Product Content & Info
How are beach towels made?
Beach towels are made of a woven fabric, usually with the edges finished to prevent unraveling. The most common towel fiber is cotton.
What is cotton?
Cotton is one of the world's major textile fibers. It is obtained from the bushy cotton plant. The four main types of cotton are: American Upland, Egyptian, Sea Island and Asiatic. The flowers from which these different types of cotton are obtained vary in color and texture, thus providing each type of cotton with varying characteristics. Cotton, in general, is very elastic. It can withstand high temperatures, has high wash ability and is very susceptible to dyes.
What is the difference between terry and velour?
Terry is a cloth with either loops all over on both sides of the fabric or patterned loops on both sides. It is formed through a weaving process with an extra warp yarn to make the loops.
Characteristics of terry cloth are: long wearing, easy to launder and requires no ironing. Terry can be bleached, dyed, or printed (like screen printing).
Better quality terry has a close, firm underweave, with very close loops (in other words, the closer the loops, the better the quality of terry). Terry is very absorbent, and the longer the loop, the greater the absorbency.

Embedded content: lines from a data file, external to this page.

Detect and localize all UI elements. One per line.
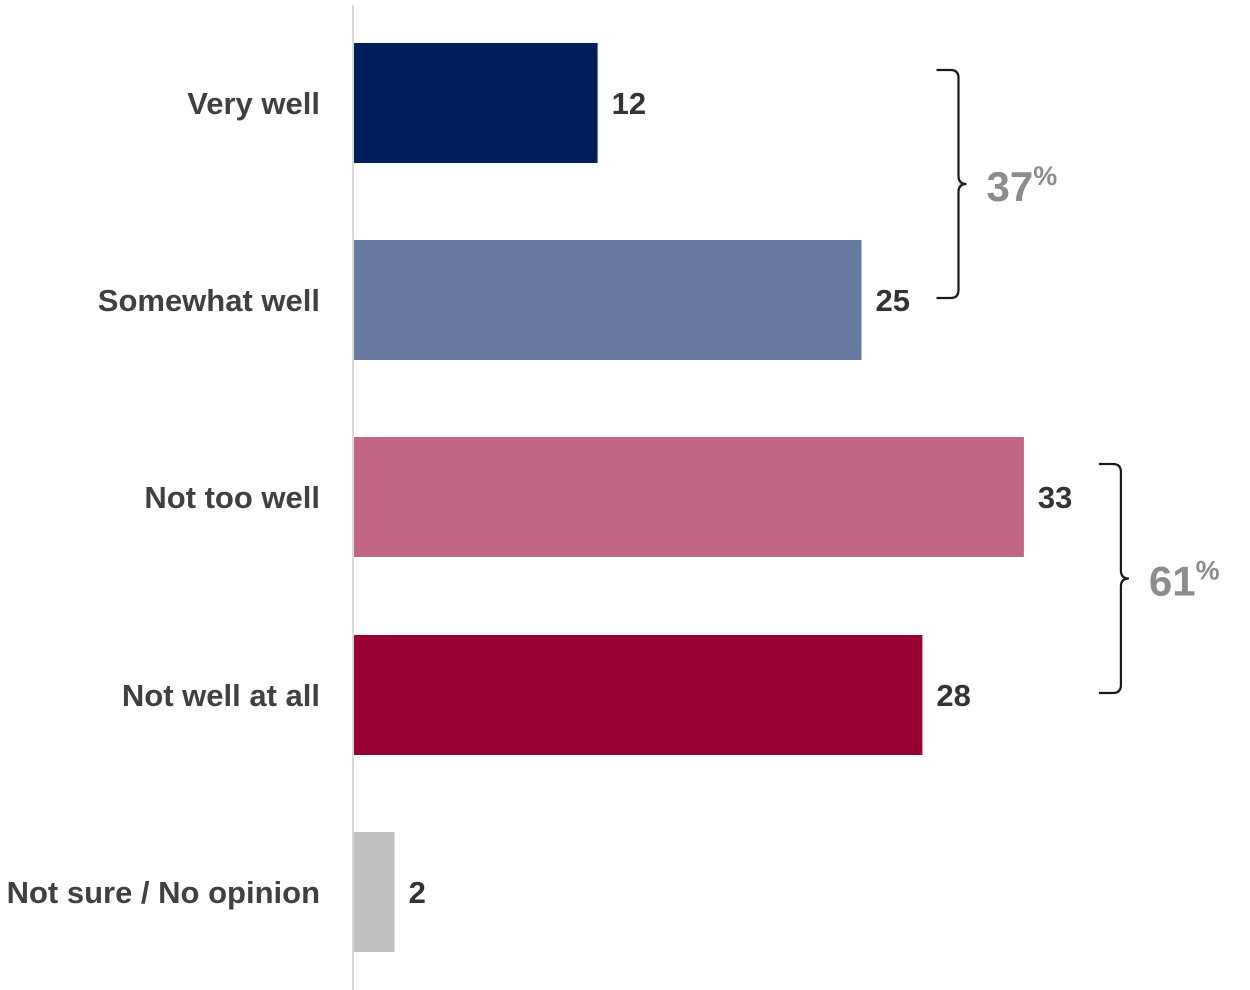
group-bracket-2 <box>1098 462 1129 695</box>
group-total-label-2: 61% <box>1149 556 1220 605</box>
category-label-not-too-well: Not too well <box>144 480 320 515</box>
group-total-unit-1: % <box>1033 161 1057 191</box>
value-label-somewhat-well: 25 <box>876 283 910 318</box>
brackets-group: 37%61% <box>936 68 1220 695</box>
category-label-very-well: Very well <box>187 86 320 121</box>
group-total-label-1: 37% <box>987 161 1058 210</box>
value-label-not-too-well: 33 <box>1038 480 1072 515</box>
value-label-very-well: 12 <box>612 86 646 121</box>
bar-very-well <box>354 43 598 163</box>
group-total-unit-2: % <box>1196 556 1220 586</box>
bar-not-too-well <box>354 437 1024 557</box>
bars-group <box>354 43 1024 952</box>
value-label-not-sure-no-opinion: 2 <box>409 875 426 910</box>
category-label-not-sure-no-opinion: Not sure / No opinion <box>7 875 320 910</box>
category-label-somewhat-well: Somewhat well <box>98 283 320 318</box>
bar-somewhat-well <box>354 240 862 360</box>
bar-not-sure-no-opinion <box>354 832 395 952</box>
group-total-value-2: 61 <box>1149 558 1196 605</box>
group-bracket-1 <box>936 68 967 300</box>
category-label-not-well-at-all: Not well at all <box>122 678 320 713</box>
value-label-not-well-at-all: 28 <box>936 678 970 713</box>
labels-group: Very well 12 Somewhat well 25 Not too well 33… <box>7 86 1073 910</box>
bar-not-well-at-all <box>354 635 923 755</box>
group-total-value-1: 37 <box>987 163 1034 210</box>
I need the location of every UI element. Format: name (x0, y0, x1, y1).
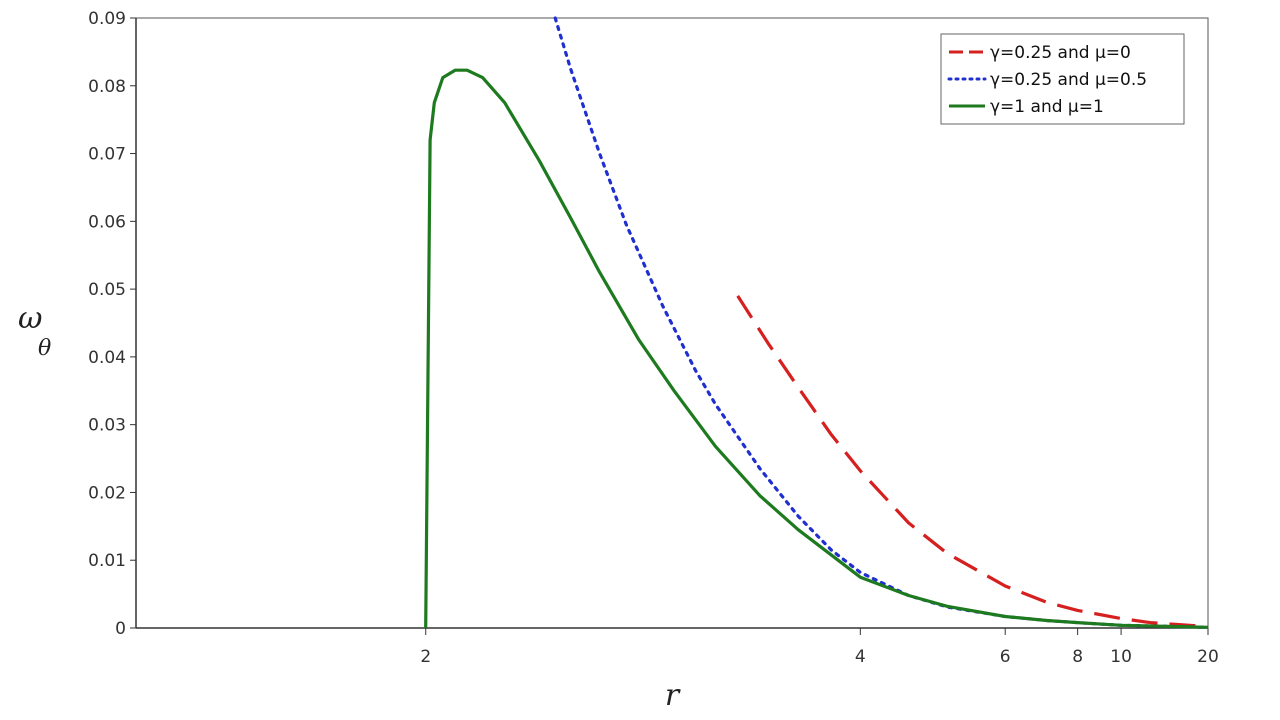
y-ticks: 0 0.01 0.02 0.03 0.04 0.05 0.06 0.07 0.08 0.09 (88, 9, 136, 639)
y-tick-label: 0.09 (88, 9, 126, 29)
x-tick-label: 8 (1072, 647, 1083, 667)
y-tick-label: 0.02 (88, 483, 126, 503)
x-tick-label: 4 (855, 647, 866, 667)
y-tick-label: 0.05 (88, 280, 126, 300)
y-tick-label: 0 (115, 619, 126, 639)
y-tick-label: 0.01 (88, 551, 126, 571)
x-axis-label: r (665, 678, 681, 713)
y-tick-label: 0.07 (88, 145, 126, 165)
series-line-3 (424, 68, 1209, 629)
y-tick-label: 0.08 (88, 77, 126, 97)
legend-label-1: γ=0.25 and μ=0 (990, 43, 1131, 63)
y-axis-label-subscript: θ (38, 336, 51, 361)
x-tick-label: 20 (1197, 647, 1219, 667)
series-line-1 (736, 295, 1209, 629)
legend: γ=0.25 and μ=0 γ=0.25 and μ=0.5 γ=1 and μ=… (940, 33, 1185, 125)
y-tick-label: 0.03 (88, 416, 126, 436)
x-ticks: 2 4 6 8 10 20 (420, 628, 1219, 667)
legend-label-3: γ=1 and μ=1 (990, 97, 1104, 117)
x-tick-label: 6 (1000, 647, 1011, 667)
series-layer (424, 16, 1210, 629)
legend-items: γ=0.25 and μ=0 γ=0.25 and μ=0.5 γ=1 and μ=… (947, 43, 1147, 117)
x-tick-label: 2 (420, 647, 431, 667)
y-axis-label: ω (18, 301, 42, 336)
y-tick-label: 0.04 (88, 348, 126, 368)
y-tick-label: 0.06 (88, 212, 126, 232)
legend-label-2: γ=0.25 and μ=0.5 (990, 70, 1147, 90)
legend-box (940, 33, 1185, 125)
x-tick-label: 10 (1110, 647, 1132, 667)
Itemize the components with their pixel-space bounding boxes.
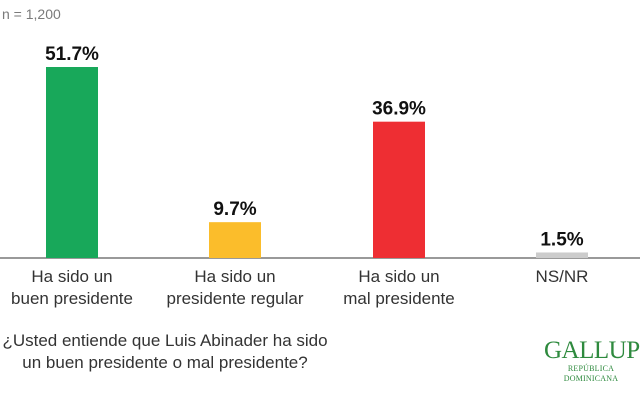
- bar-chart: 51.7% Ha sido un buen presidente 9.7% Ha sid…: [0, 44, 640, 308]
- sample-size-note: n = 1,200: [2, 6, 61, 22]
- bar-0: [46, 67, 98, 258]
- survey-question: ¿Usted entiende que Luis Abinader ha sid…: [0, 330, 330, 374]
- data-label-1: 9.7%: [213, 199, 256, 220]
- logo-wordmark: GALLUP: [544, 337, 640, 364]
- data-label-3: 1.5%: [540, 229, 583, 250]
- data-label-2: 36.9%: [372, 99, 426, 120]
- category-label-0-line-0: Ha sido un: [31, 267, 112, 286]
- gallup-logo: GALLUP REPÚBLICA DOMINICANA: [544, 337, 640, 384]
- question-line-2: un buen presidente o mal presidente?: [22, 353, 308, 372]
- logo-subtitle: REPÚBLICA DOMINICANA: [563, 364, 619, 383]
- category-label-3-line-0: NS/NR: [536, 267, 589, 286]
- category-label-1-line-1: presidente regular: [166, 289, 303, 308]
- bar-1: [209, 222, 261, 258]
- bar-2: [373, 121, 425, 259]
- category-label-2-line-1: mal presidente: [343, 289, 455, 308]
- category-label-2-line-0: Ha sido un: [358, 267, 439, 286]
- question-line-1: ¿Usted entiende que Luis Abinader ha sid…: [2, 331, 328, 350]
- category-label-1-line-0: Ha sido un: [194, 267, 275, 286]
- data-label-0: 51.7%: [45, 44, 99, 65]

When the pile is only on one side, it is called "Turkish toweling". Velour towels are terry towels where the loops have been cropped to give a smoother texture and to make the design clearer.
What is the difference between jacquard and fiber reactive?
In fabrics, jacquard is a design created by weaving differently colored threads together.
A special loom is used to weave a pattern directly into the fabric. A jacquard loom makes it possible to control each warp thread so that each and every warp end can be raised or lowered at will to form an intricate design.
Originally controlled by a punched card system sometimes called the first computer, today the loom is fed by computer generated information that eliminates the cards, making design changes faster and more efficient.
Jacquard is characterized as a pattern woven into a fabric; either a surface effect, or a pattern produced with colored yarns. Fiber reactive is the most permanent of all dye types.
Unlike other dyes, it actually forms a covalent bond with the cellulose or protein molecule. Once the bond is formed, what you have is one molecule, as the dye molecule has become an actual part of the cellulose fiber molecule.
No wonder you can safely wash a towel that has been dyed in bright fiber reactive colors with white clothing, a hundred times, without endangering the whites in the least - even if it is all different bright colors, or even solid black!